Ironically the most captivating tech gift of the day for all of us was the most classic. Scalextric! Forget the mini starter sets – that just seems like false economy. And once you get into a rhythm which means you’re not retrieving cars from under the sofa every two minutes, there’s a certain zen meditation feel to watching the cars.

Not just for the blokes:

There’s an important disclaimer in that all the tech gifts went to male family members – it was purely based on requests and interests. I think I may have convinced my mum to consider a Kindle before she finally ends up having to move out of the house to make space for books, plus I’ve also been booked to update her laptop, help set up new internet access, and advise her on possibly getting an iPad!

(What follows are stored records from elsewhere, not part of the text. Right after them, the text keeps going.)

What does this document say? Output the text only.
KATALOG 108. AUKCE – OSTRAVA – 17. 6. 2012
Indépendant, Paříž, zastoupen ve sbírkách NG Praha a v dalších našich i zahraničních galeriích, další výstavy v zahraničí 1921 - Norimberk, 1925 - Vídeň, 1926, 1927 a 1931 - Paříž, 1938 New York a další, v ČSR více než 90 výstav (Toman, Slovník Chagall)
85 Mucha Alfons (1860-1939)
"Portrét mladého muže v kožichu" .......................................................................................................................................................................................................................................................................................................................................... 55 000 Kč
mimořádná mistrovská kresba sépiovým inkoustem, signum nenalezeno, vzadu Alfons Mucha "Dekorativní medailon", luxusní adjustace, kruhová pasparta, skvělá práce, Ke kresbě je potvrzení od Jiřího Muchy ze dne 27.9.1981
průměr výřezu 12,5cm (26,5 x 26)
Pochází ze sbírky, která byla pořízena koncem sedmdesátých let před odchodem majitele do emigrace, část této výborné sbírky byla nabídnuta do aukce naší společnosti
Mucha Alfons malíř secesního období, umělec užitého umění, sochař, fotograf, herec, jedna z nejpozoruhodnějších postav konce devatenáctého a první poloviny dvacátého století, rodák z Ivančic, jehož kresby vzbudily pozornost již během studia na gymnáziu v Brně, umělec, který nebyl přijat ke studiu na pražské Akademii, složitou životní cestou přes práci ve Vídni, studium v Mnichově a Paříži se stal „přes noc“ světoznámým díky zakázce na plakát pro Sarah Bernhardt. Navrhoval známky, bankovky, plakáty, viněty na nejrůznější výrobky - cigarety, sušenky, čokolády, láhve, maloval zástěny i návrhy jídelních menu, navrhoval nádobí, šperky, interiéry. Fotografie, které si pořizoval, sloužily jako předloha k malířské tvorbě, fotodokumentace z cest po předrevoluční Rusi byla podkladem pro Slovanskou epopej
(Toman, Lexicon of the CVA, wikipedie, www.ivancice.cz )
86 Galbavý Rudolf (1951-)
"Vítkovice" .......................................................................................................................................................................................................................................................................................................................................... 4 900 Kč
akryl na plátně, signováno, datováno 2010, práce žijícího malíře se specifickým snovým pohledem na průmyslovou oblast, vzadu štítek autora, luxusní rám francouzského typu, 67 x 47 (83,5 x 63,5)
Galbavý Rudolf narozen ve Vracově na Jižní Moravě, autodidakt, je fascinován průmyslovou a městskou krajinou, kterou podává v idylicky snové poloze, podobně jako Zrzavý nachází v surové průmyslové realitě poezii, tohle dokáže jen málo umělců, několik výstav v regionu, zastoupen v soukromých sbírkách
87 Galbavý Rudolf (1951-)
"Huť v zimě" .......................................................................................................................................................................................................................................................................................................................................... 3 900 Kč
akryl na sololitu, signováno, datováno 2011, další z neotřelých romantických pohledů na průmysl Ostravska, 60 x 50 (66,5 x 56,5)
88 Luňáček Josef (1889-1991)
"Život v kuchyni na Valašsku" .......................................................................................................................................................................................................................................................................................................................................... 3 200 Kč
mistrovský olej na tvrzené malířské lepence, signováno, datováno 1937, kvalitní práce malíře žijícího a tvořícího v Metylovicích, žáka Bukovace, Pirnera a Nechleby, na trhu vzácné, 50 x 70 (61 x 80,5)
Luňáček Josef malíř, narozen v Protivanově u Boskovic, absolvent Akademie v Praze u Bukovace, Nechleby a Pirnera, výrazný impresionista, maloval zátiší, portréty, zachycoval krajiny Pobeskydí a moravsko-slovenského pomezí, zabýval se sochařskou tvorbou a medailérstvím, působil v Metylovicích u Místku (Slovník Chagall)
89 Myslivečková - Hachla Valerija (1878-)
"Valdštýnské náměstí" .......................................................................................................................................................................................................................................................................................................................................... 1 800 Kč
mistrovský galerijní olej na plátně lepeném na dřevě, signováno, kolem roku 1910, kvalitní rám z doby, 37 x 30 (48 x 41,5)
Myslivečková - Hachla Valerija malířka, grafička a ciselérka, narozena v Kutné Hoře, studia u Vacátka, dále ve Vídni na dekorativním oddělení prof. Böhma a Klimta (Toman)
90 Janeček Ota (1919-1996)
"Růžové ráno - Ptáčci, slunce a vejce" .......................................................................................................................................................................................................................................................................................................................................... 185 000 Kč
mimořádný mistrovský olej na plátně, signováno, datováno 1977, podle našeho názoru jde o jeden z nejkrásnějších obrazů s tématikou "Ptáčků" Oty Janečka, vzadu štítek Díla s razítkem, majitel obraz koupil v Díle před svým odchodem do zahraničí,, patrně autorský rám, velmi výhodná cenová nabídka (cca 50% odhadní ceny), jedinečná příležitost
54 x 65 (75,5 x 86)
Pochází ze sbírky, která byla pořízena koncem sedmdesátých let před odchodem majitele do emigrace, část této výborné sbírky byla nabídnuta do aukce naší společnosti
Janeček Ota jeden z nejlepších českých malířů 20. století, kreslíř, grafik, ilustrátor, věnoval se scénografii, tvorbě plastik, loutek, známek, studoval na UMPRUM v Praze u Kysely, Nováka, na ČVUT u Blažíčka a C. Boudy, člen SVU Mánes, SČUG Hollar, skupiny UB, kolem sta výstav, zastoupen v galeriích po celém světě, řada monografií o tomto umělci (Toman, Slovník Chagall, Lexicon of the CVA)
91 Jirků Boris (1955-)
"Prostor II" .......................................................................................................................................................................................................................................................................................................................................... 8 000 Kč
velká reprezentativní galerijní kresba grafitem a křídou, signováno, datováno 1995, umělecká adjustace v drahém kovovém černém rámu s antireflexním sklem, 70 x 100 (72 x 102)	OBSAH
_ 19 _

  1. Ahh… I used to love the Spectrum, especially Gauntlet!

    • Yep – the Spectrum was a big catalyst in creativity and programming, and I do wonder whether iOS etc encourages the same interest – certainly there are teenage developers doing interesting things on it.
      So it may be more of a social change – either way, I’m excited about Raspberry Pi and trying to increase my own understanding along with trying to encourage an interest in my son into building and hacking things, rather than just consuming them.